Caso concreto.
José adquiriu um apartamento na planta da Construtora Família Feliz. No contrato assinado, consta que o apartamento teria 100 m². Ocorre que, posteriormente, José percebeu que na matrícula do imóvel ele teria apenas 99 m².
José poderá rescindir o contrato por isso?
Não. Em contrato de compra e venda de imóvel na planta, a diferença ínfima a menor na metragem, que não inviabiliza ou prejudica a utilização do imóvel para o fim esperado, não autoriza a resolução contratual, ainda que a relação se submeta às disposições do Código de Defesa do Consumidor.
Aplicabilidade do Código de Defesa do Consumidor.
Inicialmente, anota-se que, se admite, na hipótese, a utilização do Código de Defesa do Consumidor para amparar, concretamente, o investidor ocasional (figura do consumidor investidor), pois ele não desenvolve a atividade de investimento de maneira reiterada e profissional.
No entanto, a aplicação do referido diploma legal não tem o condão de enquadrar a compra e venda sub judice na qualificação “ad mensuram”.
É de se concluir, pelos demonstrativos e provas, relacionados aos fatos que o negócio envolveu coisa delimitada (sala comercial), sem apego as suas exatas medidas, o que caracteriza, inequivocadamente, uma compra e venda “ad corpus”.
Venda ad mensuram: venda “Ad Mensuram” ou simplesmente “venda por medida”, ocorre quando o imóvel é vendido com área determinada, cujo preço é definido pela medida de extensão.
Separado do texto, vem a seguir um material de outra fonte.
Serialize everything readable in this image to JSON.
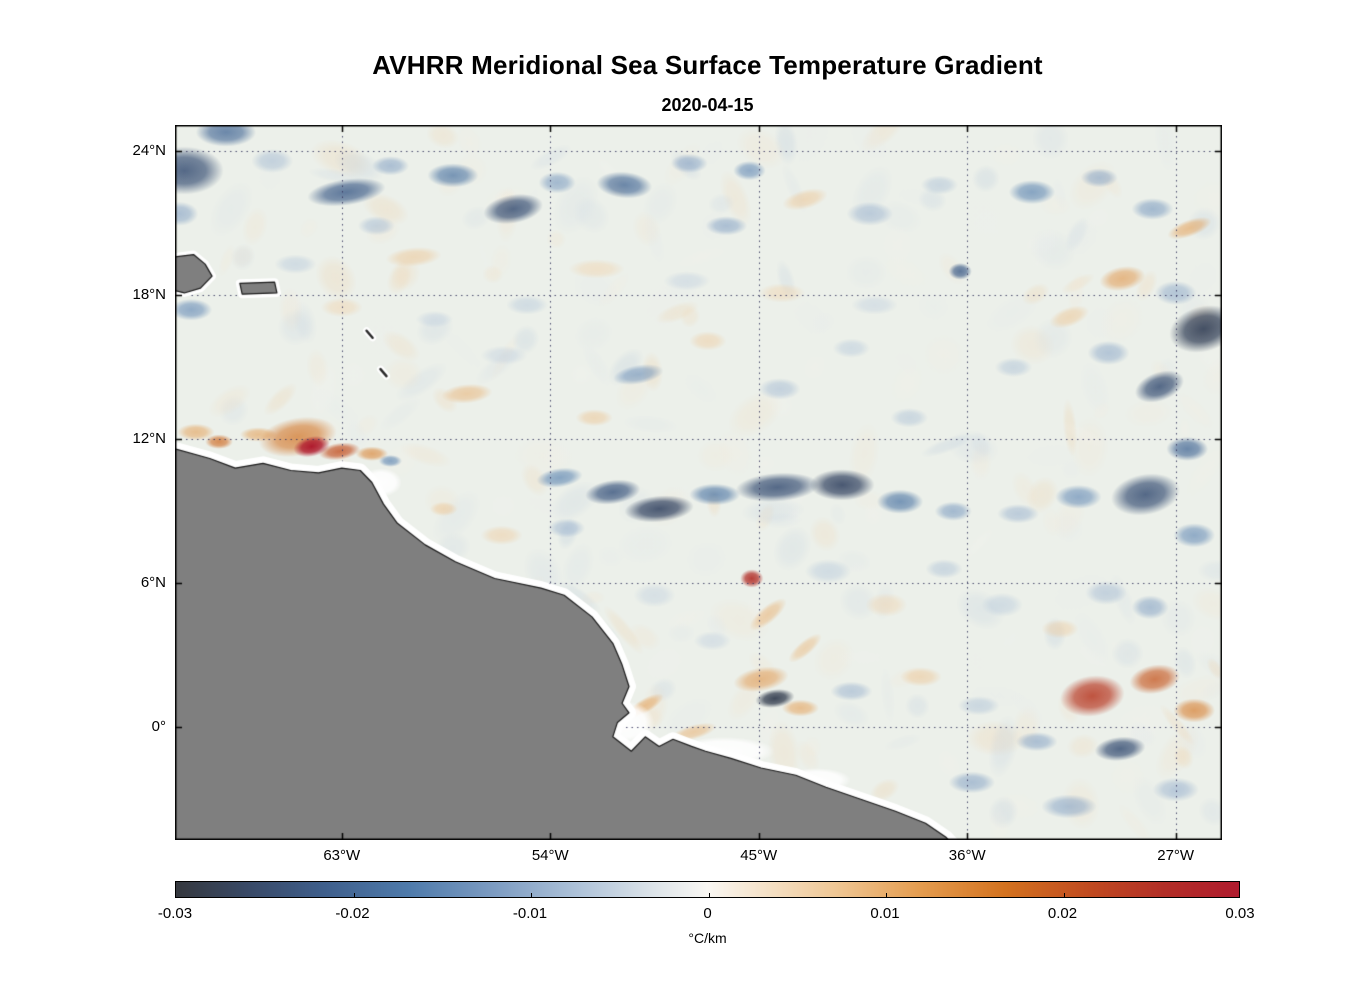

Normalmente esse tipo de negócio é celebrado quando se vende uma gleba pertencente a uma área maior, determinando-se o preço por metro quadrado (m²).
Venda ad corpus: Neste tipo de operação as partes não estão interessadas em simplesmente nas medidas, mas nas características do imóvel como um todo.
As metragens do contrato eram somente enunciativas.
Em se tratando de imóvel urbano, obviamente o comprador adquiriu o bem como um todo, ou como coisa certa e determinada. Logo, é possível concluir que as medidas do imóvel foram meramente enunciativas, e não decisivas como fator da aquisição.
Outrossim, o simples fato de ter sido uma compra na planta não altera a situação, porquanto as medidas constantes no instrumento particular de promessa de compra e venda eram somente enunciativas, ou seja, o que sobreleva é o bem em si (sala comercial), e não propriamente a metragem, até porque não restou demonstrado que o preço foi calculado com base na área de construção.
Em que pese a segunda parte do § 1º do art. 500 do Código Civil ressalvar, ao comprador, o direito de provar que, em tais circunstâncias, não teria realizado o negócio, no caso, não há evidências de que o negócio não teria sido realizado pela ínfima diferença a menor na metragem que, aliás, de modo algum inviabiliza ou prejudica a utilização do imóvel para o fim esperado.
A diferença ínfima não representa vício de quantidade do produto.
Cumpre salientar que o fato de incidir o direito consumerista na relação sub judice não significa a procedência da pretensão de resolver do negócio jurídico, com a devolução dos valores pagos e com a aplicação da multa contratual, pois não se está diante de efetivo vício, ou defeito de qualidade, ou quantidade do produto capaz de abalar o equilíbrio do contrato e prejudicar o consumidor.
Com efeito, é até possível dizer que a mínima diferença em discussão nem sequer reúne condições para caracterizar efetivo “vício de quantidade” do produto, uma vez que está aquém da margem fixada pela lei.
Cláusula contratual permissiva de pequenas diferenças nas dimensões.
Não é demasiado anotar que o contrato firmado entre as partes prevê, no seu parágrafo segundo da cláusula décima sétima, que serão toleradas pequenas diferenças nas dimensões do projeto, consoante, expressamente, asseverado na sentença.
Assim, perfeitamente aceitável a diferença, no caso, irrisória da área do imóvel, não havendo que se falar em qualquer descumprimento contratual capaz de ensejar o pagamento da multa pelo seu rompimento.
STJ. REsp 2.021.711-RS, Relatora Ministra Nancy Andrighi, Relator para Acórdão Ministro Moura Ribeiro, Terceira Turma, por maioria, julgado em 14/3/2023 (info 767).